Samuel,Jesse and Noah

Samuel,Jesse and  Noah
Three Little Partners

Monday, July 30, 2007

The Wall


Their wedding picture mocked them from the table,

These two whose minds no longer touched each other.

They lived with such a heavy barricade between them

That neither battering ram of words

Nor artilleries of touch could break it down.

Somewhere, between the oldest child’s first tooth

And the youngest daughter’s graduation,

They lost each other.

Throughout the years each slowly unraveled

That tangled ball of string called self,

And as they tugged at the stubborn knots,

Each hid his searching from the other.

Sometimes she cried at night

And begged the whispering darkness to tell her who she was.

He lay beside her, snoring like a hibernating bear,

Unaware of her winter.

Once, after they had made love,

He wanted to tell her how afraid he was of dying,

But, fearing to show his naked soul,

He spoke instead about the beauty of her breasts.

She took a course in modern art,

Trying to find herself in colors splashed upon a canvas,

Complaining to other women about men who are insensitive.

He climbed into a tomb called “The Office,”

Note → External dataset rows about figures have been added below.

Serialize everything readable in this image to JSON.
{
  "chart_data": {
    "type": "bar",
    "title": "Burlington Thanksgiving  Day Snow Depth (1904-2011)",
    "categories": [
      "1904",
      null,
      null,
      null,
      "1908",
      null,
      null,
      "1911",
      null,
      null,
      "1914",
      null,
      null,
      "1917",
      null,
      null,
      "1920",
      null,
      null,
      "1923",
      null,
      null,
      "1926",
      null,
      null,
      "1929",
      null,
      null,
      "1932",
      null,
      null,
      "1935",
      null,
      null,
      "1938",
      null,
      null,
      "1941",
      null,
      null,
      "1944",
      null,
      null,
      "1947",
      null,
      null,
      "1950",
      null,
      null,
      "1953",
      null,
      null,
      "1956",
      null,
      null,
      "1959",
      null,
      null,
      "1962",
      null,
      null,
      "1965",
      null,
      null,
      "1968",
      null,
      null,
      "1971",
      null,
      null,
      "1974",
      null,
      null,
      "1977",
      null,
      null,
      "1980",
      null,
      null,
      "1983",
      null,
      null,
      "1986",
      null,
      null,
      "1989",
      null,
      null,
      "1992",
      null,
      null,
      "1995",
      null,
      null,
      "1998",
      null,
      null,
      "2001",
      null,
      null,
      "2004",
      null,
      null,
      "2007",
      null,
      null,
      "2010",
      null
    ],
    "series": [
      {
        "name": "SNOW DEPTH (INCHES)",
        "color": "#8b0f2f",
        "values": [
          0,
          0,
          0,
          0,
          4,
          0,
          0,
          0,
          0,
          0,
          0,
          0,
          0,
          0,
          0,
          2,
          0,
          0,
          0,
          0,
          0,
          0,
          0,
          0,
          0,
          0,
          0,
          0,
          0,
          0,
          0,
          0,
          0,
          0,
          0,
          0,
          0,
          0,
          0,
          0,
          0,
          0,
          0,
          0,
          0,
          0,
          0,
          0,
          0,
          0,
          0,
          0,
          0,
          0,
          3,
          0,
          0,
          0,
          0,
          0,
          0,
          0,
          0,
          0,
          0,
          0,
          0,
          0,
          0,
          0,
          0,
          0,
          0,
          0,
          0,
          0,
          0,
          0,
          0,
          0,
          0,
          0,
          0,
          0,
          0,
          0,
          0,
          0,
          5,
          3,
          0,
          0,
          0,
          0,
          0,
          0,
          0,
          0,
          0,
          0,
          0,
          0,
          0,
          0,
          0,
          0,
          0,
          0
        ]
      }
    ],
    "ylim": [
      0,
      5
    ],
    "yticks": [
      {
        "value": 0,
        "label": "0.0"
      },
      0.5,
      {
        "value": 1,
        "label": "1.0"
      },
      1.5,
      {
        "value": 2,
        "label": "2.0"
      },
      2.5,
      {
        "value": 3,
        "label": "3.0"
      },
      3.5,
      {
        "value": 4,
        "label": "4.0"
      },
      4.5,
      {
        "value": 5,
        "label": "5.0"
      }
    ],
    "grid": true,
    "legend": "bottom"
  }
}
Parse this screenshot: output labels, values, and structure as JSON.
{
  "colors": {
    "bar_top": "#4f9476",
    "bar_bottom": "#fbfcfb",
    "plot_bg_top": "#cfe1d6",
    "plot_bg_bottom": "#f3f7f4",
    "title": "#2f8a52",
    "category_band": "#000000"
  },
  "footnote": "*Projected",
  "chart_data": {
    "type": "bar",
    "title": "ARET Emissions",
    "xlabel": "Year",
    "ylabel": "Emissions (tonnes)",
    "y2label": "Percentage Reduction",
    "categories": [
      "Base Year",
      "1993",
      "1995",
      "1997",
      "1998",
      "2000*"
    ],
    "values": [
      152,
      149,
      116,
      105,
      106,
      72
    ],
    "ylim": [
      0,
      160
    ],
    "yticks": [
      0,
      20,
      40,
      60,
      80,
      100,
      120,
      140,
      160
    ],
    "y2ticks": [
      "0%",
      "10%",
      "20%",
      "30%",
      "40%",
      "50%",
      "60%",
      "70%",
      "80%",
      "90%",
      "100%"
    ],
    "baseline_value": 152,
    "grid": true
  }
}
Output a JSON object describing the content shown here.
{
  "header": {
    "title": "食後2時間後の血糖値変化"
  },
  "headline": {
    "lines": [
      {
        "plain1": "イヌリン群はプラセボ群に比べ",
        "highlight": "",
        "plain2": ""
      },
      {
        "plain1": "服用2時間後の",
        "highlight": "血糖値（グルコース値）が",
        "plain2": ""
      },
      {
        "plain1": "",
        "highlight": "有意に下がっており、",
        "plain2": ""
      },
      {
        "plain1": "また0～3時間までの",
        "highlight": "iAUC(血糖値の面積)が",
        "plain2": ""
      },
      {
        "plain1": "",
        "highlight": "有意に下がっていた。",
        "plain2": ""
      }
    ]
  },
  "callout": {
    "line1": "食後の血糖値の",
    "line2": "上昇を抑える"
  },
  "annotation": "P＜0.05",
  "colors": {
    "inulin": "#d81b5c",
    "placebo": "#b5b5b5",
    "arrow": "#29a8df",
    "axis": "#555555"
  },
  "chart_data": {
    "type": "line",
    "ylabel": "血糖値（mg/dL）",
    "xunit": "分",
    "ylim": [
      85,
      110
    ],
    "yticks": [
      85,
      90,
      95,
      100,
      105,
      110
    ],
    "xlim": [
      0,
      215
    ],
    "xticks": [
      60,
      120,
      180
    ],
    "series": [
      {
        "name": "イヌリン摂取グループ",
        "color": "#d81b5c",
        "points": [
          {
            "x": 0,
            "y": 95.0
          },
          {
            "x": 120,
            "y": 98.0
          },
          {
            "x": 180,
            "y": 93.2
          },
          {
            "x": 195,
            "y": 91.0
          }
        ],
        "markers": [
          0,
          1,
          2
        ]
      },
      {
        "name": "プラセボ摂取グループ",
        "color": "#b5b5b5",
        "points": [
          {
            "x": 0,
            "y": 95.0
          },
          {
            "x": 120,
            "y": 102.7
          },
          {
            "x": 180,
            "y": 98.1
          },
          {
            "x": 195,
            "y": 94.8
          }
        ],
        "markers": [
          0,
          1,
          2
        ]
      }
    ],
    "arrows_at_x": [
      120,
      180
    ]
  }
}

Wrapped his mind in a shroud of paper figures,

And buried himself in customers.

Slowly, the wall between them rose,

Cemented by the mortar of indifference.

One day, reaching out to touch each other

They found a barrier they could not penetrate,

And recoiling from the coldness of the stone,

Each retreated from the stranger on the other side.

For when love dies, it is not in a moment of angry battle,

Nor when fiery bodies lose their heat.

It lies panting, exhausted,

Expiring at the bottom of a wall it could not scale.